Jacque was glad they weren’t.

40 – Autobiography 2053 (continued)

(From Peacemaker: The Diaries of Jacque Lefavre, copyright © St. Martin’s TFX 2151:)

24 Jan 2053.

Spent most of today under hypnosis, the Psych group trampling around in my brain, trying to find out what that L’vrai said to me. They didn’t seem too happy when they released me.

They have Carol now. She’ll be home in an hour or so. We can sit and groan at each other. It’s no fun to do it alone. They wouldn’t give me anything stronger than APQ’s-and an admonition not to drink any alcohol for eight hours, unless I wanted my stomach pumped. Couldn’t be any worse than having your mind pumped.

I don’t remember much of what I said to them; I was conscious and could hear myself talking, but the words didn’t register. Guess I’ll have to read the report.

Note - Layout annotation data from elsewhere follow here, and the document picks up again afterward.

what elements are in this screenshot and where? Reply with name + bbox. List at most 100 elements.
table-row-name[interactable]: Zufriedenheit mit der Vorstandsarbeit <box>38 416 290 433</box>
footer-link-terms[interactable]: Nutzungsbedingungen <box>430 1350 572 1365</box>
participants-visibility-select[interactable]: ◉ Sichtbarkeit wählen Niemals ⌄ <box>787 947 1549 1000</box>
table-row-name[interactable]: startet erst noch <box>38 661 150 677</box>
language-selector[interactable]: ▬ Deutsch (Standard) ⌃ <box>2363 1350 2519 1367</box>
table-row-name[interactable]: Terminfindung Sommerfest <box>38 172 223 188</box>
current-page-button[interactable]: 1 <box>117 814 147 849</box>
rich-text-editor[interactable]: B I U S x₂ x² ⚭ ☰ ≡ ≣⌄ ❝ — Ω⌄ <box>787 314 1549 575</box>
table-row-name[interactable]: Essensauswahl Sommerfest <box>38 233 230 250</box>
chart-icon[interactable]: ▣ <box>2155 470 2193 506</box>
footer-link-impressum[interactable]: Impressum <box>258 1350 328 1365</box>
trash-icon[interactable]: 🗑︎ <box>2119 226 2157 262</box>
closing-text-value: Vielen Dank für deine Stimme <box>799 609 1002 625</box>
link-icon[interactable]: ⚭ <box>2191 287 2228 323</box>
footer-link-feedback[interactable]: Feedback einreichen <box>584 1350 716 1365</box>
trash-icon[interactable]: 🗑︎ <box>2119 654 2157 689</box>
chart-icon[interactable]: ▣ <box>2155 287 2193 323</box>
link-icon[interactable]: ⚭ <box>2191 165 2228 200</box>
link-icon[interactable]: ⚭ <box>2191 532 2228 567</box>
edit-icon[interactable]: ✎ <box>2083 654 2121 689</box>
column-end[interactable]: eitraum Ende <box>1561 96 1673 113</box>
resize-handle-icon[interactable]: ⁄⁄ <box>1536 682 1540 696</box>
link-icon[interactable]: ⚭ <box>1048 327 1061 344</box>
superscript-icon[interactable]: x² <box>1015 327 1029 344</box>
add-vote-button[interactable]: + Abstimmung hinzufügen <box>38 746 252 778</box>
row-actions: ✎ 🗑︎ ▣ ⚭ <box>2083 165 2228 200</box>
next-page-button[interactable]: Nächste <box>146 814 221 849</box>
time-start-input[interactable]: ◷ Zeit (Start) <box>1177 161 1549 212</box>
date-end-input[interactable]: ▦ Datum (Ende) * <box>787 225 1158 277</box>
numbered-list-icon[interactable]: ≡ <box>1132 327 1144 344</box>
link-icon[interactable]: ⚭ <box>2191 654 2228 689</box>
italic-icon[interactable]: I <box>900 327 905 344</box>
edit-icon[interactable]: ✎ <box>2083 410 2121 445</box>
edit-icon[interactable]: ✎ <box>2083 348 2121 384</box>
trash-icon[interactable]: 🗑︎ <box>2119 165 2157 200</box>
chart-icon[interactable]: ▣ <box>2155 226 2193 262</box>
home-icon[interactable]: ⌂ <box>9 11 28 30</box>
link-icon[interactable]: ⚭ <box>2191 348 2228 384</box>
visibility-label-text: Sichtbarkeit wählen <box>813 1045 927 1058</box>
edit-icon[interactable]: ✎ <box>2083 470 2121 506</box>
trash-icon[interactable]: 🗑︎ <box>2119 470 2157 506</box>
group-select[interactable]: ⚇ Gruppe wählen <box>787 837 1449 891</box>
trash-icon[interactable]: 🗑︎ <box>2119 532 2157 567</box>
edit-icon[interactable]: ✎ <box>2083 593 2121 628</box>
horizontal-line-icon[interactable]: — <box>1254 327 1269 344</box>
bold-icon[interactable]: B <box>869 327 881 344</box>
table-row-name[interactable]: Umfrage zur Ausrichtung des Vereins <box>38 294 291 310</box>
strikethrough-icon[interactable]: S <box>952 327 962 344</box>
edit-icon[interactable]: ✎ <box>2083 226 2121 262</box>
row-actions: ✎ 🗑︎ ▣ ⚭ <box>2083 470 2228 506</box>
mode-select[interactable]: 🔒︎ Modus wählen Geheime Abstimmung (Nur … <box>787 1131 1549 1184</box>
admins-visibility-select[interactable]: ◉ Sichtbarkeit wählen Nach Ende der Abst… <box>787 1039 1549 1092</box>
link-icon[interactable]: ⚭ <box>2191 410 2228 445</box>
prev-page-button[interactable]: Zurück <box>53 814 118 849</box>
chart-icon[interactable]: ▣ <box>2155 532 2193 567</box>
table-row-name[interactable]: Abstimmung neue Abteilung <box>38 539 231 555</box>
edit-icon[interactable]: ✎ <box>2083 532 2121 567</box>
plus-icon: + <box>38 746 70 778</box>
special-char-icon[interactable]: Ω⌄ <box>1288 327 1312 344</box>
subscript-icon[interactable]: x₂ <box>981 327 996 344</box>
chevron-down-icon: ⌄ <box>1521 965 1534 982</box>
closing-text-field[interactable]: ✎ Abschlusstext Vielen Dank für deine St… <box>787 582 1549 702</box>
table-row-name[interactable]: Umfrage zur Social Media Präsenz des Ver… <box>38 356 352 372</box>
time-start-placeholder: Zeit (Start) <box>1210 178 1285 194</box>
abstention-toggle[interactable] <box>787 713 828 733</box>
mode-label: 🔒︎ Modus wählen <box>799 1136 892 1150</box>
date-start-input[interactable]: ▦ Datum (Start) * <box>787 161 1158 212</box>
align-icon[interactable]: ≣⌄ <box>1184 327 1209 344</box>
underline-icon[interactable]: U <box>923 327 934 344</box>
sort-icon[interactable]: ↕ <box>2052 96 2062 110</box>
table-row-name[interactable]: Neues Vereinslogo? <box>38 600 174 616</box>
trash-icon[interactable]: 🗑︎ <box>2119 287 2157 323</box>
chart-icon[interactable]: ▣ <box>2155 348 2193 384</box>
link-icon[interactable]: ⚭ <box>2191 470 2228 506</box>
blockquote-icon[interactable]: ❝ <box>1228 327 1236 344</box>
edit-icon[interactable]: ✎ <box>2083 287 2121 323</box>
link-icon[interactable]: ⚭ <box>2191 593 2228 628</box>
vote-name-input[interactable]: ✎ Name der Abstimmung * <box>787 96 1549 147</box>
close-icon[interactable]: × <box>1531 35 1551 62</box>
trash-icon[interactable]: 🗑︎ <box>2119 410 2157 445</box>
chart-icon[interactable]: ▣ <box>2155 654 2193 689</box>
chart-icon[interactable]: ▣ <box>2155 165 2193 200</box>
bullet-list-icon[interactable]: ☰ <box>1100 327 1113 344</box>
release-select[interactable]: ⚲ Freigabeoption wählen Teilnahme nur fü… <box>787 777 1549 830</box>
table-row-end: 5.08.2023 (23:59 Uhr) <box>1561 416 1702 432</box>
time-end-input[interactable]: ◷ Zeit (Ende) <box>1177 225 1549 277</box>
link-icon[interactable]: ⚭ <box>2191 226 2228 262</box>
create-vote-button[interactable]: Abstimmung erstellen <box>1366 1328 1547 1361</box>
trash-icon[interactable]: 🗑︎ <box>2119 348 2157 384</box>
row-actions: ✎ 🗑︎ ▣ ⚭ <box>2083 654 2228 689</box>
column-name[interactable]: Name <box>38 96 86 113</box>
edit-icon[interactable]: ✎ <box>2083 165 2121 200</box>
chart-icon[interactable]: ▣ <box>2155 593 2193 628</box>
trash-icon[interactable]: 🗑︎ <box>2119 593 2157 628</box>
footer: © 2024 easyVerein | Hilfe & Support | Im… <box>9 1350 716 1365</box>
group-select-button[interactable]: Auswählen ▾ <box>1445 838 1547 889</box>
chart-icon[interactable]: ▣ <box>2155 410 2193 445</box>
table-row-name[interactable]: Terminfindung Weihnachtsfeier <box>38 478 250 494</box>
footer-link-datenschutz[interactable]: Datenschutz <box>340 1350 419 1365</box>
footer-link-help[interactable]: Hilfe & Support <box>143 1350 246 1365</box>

Speaking of reports. Somebody put a clipping from Midnight TFX on the bulletin board outside the ready room; an exposé of the AED. Says there’s no such thing as the Levant-Meyer Translation, men have never been to other planets, the holos and pictures are all faked (and Hollywood does a better job), the reams of official reports are all fiction. The AED is a hoax perpetrated by World Order members to maintain an expanding economy without allowing cash flow to non-member enterprises in proportion to their contributions to the GWP. I suppose Midnight is owned by an Independent.

The article explains everything except this fucking bruise on my face. If those L’vrai were actors I hope they got paid well.

I was lucky, though. The same one who cuffed me killed two scientists by cracking their heads together.